„Gott sei Dank!“, entfuhr es Ellen. „Wir haben ihn!“
„Der Präsident liegt übrigens gleich nebenan“, sagte Frau Gödeler zu Trotta. „Mit einem Sicherheitsbeamten vor der Tür. Anordnung der Polizei, solange die Hintergründe des Anschlags nicht klar sind.“
„Weiß man denn schon was?“, fragte Trotta. „Gibt´s Hinweise, Anhaltspunkte?“
„Nichts Genaues. Wegen Professor Scantleburys Tod ist die IRA im Verdacht. Der soll in London kürzlich eine heftige Presseattacke gegen die losgetreten haben. Logistisches Aushungern muss er gefordert haben, oder so ähnlich. Mehrere Morddrohungen sollen die Folge gewesen sein.
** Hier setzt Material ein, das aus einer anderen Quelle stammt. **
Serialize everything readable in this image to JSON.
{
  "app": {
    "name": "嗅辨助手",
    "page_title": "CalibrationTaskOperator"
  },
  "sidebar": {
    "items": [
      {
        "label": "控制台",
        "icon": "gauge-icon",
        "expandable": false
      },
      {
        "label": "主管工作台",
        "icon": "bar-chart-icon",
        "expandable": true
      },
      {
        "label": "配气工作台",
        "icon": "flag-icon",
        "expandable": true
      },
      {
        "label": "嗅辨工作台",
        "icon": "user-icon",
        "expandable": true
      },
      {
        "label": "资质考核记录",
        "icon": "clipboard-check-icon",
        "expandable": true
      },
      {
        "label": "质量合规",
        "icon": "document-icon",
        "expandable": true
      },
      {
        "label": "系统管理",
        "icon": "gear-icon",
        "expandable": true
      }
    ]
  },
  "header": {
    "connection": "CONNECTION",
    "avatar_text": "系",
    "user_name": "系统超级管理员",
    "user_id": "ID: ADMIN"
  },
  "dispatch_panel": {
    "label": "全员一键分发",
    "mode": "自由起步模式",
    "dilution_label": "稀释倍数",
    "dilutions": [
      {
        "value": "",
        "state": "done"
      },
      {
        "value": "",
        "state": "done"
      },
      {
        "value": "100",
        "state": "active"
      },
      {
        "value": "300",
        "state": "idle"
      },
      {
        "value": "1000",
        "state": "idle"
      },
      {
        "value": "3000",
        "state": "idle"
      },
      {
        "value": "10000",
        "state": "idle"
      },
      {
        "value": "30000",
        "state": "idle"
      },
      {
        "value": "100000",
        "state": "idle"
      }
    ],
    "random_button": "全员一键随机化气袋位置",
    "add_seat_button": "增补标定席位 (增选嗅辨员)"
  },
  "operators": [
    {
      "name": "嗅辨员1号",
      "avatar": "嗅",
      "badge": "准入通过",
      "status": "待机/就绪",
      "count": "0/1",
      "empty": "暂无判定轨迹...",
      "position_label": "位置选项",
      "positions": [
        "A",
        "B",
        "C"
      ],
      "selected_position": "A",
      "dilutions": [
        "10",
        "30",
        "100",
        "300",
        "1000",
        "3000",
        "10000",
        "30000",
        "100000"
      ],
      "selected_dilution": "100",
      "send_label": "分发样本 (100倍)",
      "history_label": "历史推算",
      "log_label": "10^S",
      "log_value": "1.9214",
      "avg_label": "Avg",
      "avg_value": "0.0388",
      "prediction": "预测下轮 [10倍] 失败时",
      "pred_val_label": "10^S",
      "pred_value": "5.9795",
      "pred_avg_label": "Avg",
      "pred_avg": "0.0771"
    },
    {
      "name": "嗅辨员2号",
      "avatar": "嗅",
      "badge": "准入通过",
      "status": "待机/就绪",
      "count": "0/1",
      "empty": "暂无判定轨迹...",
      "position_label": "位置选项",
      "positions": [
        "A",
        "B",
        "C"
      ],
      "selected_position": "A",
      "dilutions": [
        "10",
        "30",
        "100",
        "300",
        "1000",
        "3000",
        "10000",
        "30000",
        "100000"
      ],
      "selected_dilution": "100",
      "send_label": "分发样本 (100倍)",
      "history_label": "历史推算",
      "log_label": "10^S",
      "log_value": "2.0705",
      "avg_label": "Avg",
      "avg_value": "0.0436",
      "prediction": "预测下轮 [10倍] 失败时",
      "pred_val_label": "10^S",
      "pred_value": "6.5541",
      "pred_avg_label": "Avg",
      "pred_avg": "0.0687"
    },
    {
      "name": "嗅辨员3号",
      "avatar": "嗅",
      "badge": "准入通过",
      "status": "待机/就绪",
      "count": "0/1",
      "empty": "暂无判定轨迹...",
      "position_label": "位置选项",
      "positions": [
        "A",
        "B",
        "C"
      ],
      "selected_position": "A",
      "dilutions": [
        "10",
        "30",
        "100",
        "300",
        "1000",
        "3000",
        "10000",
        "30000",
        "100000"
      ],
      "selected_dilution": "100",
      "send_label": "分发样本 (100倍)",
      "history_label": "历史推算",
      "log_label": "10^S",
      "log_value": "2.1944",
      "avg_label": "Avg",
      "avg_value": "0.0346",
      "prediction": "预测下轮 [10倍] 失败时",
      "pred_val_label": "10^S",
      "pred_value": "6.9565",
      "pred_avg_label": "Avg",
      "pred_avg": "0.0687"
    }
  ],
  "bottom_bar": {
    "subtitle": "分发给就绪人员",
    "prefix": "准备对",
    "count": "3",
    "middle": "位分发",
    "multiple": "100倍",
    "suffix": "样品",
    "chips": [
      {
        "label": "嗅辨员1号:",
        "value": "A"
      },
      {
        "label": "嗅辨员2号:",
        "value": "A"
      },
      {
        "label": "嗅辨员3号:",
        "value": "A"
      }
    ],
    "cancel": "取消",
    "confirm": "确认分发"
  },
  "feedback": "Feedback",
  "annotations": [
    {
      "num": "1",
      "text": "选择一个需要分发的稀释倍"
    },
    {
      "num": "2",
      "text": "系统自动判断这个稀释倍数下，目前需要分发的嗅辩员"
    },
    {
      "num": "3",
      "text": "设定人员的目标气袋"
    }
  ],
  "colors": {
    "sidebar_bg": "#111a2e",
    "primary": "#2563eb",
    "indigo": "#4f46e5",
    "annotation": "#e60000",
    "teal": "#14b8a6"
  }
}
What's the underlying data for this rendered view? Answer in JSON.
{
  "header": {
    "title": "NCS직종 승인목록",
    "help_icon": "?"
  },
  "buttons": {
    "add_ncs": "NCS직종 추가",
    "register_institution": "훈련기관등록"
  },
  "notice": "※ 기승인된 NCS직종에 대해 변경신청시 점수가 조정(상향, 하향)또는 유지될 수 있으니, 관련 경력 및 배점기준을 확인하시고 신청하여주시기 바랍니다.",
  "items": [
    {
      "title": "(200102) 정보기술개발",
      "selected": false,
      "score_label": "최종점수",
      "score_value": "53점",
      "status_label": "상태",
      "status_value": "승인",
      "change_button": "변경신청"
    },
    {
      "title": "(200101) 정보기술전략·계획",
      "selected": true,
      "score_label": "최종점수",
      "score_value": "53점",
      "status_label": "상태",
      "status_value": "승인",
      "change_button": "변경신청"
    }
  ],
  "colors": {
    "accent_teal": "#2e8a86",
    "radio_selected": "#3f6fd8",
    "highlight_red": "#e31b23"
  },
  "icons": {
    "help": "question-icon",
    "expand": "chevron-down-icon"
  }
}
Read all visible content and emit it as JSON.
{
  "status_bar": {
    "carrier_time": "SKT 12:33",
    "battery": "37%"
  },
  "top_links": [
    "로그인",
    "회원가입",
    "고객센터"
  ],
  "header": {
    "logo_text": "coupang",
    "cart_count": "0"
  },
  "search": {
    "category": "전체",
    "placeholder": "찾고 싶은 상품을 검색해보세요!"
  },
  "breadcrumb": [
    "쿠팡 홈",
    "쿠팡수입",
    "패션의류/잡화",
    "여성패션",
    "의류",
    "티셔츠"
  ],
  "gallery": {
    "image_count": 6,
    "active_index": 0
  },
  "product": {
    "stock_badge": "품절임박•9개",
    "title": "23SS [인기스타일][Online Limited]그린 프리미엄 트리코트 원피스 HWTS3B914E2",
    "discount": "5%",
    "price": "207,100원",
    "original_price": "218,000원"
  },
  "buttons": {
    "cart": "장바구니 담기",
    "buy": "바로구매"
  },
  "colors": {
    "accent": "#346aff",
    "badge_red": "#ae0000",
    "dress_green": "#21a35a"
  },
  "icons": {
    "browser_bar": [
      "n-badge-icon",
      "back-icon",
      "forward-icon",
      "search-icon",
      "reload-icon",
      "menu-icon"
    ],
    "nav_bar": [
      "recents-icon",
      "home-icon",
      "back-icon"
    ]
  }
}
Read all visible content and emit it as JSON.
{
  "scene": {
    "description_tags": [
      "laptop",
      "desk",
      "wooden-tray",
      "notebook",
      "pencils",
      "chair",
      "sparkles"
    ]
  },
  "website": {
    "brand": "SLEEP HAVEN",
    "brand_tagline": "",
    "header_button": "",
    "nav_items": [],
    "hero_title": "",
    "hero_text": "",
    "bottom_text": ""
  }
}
Aber das macht alles keinen Sinn. Warum ausgerechnet hier?“
„Und Mühlenhofen? Weiß man schon, warum der Präsident kurz vor Beginn des Festaktes genau vor seiner Haustür verunglückte? Da ist doch etwas faul.“
Ellen bemerkte, dass sie die ganze Zeit schon von einer Frau in hautenger Jeans und einem dunkelblauen Rollkragenpullover beobachtet wurde. Die stand jetzt auf und kam auf sie zu.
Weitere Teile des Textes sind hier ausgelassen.